Христианство – это также и ликвидация общества: оно отдаёт предпочтение всему, что обществом отторгнуто, оно взрастает из среды изгоев и преступников, отверженных и прокажённых всех мастей, «грешников», «мытарей» и проституток, из самого тёмного люда («рыбаки»); оно злобно чурается богатых, учёных, благородных, добродетельных, «корректных»…

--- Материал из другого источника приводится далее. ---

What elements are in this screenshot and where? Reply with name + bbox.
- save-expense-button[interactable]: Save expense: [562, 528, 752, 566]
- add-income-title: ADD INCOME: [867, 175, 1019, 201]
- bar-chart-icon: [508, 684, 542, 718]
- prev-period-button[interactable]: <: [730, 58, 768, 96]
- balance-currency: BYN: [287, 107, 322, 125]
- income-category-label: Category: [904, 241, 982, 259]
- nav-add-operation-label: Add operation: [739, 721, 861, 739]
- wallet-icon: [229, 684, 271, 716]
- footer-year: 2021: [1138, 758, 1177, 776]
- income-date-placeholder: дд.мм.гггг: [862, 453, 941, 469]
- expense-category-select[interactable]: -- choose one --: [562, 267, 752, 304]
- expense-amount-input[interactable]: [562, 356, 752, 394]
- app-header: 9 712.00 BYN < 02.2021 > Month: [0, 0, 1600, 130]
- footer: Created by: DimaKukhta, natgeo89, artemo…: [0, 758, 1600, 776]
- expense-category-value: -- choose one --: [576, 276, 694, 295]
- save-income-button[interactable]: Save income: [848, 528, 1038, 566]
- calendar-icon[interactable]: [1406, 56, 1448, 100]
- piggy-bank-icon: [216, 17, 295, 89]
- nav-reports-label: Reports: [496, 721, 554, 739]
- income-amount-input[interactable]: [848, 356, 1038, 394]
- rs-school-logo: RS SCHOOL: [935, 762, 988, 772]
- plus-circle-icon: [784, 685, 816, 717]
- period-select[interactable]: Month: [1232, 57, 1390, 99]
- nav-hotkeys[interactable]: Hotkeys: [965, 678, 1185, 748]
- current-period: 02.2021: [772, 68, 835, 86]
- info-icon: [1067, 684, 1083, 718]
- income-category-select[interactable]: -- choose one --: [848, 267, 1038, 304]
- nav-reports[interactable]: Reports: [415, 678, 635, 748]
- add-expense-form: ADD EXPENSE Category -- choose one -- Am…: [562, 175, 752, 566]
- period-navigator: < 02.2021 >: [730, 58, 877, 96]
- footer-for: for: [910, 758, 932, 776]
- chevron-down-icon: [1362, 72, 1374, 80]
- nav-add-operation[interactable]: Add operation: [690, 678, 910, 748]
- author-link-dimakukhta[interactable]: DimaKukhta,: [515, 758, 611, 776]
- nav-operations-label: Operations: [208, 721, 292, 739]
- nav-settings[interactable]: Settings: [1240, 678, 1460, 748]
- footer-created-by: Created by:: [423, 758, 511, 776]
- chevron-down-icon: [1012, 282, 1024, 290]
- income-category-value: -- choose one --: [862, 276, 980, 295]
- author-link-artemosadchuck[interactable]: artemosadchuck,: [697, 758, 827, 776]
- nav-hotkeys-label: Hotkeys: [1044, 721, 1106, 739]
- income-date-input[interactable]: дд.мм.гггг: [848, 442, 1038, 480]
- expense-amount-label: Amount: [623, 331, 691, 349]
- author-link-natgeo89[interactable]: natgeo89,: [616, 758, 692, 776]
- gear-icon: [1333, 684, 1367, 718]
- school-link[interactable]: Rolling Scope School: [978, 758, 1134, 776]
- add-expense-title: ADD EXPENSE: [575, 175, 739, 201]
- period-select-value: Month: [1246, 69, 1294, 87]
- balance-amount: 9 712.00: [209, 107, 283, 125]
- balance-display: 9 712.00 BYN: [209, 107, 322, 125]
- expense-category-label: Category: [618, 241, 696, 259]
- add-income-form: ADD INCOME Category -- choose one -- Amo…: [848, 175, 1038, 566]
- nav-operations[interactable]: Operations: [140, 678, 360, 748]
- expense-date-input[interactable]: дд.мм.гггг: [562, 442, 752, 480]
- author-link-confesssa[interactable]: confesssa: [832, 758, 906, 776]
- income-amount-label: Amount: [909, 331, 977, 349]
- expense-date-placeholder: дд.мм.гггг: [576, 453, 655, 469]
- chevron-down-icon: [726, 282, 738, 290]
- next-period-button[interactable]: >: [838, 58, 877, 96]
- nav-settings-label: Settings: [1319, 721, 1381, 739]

Война против знатных и власть имущих, как она ведётся в «Новом Завете», подобна той, какую ведёт Рейнеке-Лис, и ведётся
теми же средствами – только неизменно со священнической елейностью и с решительным нежеланием признавать собственную хитрость.Евангелие: весть, что всем низшим и бедным открыт доступ к счастью, – что ничего и делать не надо, кроме как избавиться от учреждений, традиций, опеки высших сословий: в этом смысле приход христианства есть не что иное, как приход типичного социалистического учения. Собственность, честный промысел, отчизна, сословия и ранг, суды, полиция, государство, церковь, образование, искусство, военное дело – всё это суть многочисленные препоны счастью, средостения, дьявольские козни, коим Евангелие сулит суровый суд – и всё это точно так же типично и для социалистического учения.
В подоплёке тут возмущение, взрыв накопившегося недовольства против «господ», радостное предвкушение того, сколько счастья может крыться уже в одном только восчувствовании своей свободы после столь долгого гнёта…
В большинстве случаев – символ того, что с нижними слоями общества обходились слишком человечно, что они уже ощутили на кончике языка запретный для них вкус счастья… Не голод вызывает революции, а тот аппетит, что приходит к народу во время еды…
Стоит хотя бы раз прочесть «Новый Завет» как книгу совратительную: добродетель здесь попросту конфискуется, в инстинктивной надежде на то, что с нею вместе можно взять в полон и общественное мнение, причём самая скромная добродетель, которая признаёт только идеальную стадность и более ничего (кроме, разумеется, пастуха): мелкая, елейная, доброжелательная, услужливая, томно-восторженная добродетель, не имеющая никаких притязаний вовне, – намеренно от «мира» отмежёвывающаяся.
Это самое вздорное и тёмное заблуждение – полагать, будто судьбы человечества вершатся так, что община находится по одну сторону и воплощает в себе всё праведное, а мир по другую и воплощает всё неверное, порочное и вечно-проклятое. Самая вздорная и тёмная ненависть против всего, что есть власть, но ни в коем случае к ней не прикасаясь! Своего рода внутреннее высвобождение, которое, однако, внешне всё оставляет по-старому. (Услужливость и рабство; из всего уметь сделать средство служения богу и добродетели.)
Христианство возможно как проявление наиболее приватной формы существования; оно предполагает тесный круг укромного и совершенно аполитичного общества; в идеале это тайное религиозное собрание. Напротив, «христианское государство», «христианская политика» – это наглое бесстыдство, ложь, нечто вроде христианского главнокомандования, когда «царя небесного воинства» почитают как начальника генерального штаба. Да и папство тоже никогда не было в состоянии проводить христианскую политику… а когда политикой занимаются реформаторы, как Лютер, то надо знать: они такие же приверженцы Макиавелли, как любой тиран или аморальный человек.
Христианство и сейчас ещё возможно в любую секунду… Оно не связано ни одной из тех бесстыдных догм, которые украсили себя его именем: ему не нужно ни учение о персонифицированном боге, ни о грехе, ни о бессмертии, ни о спасении, ни о вере, ему вообще не нужна никакая метафизика, а ещё меньше аскетизм, а ещё меньше христианское «естествознание»… [Христианство – это практика, а не вероучение. Оно говорит нам о том, как нам действовать, а не как нам веровать.]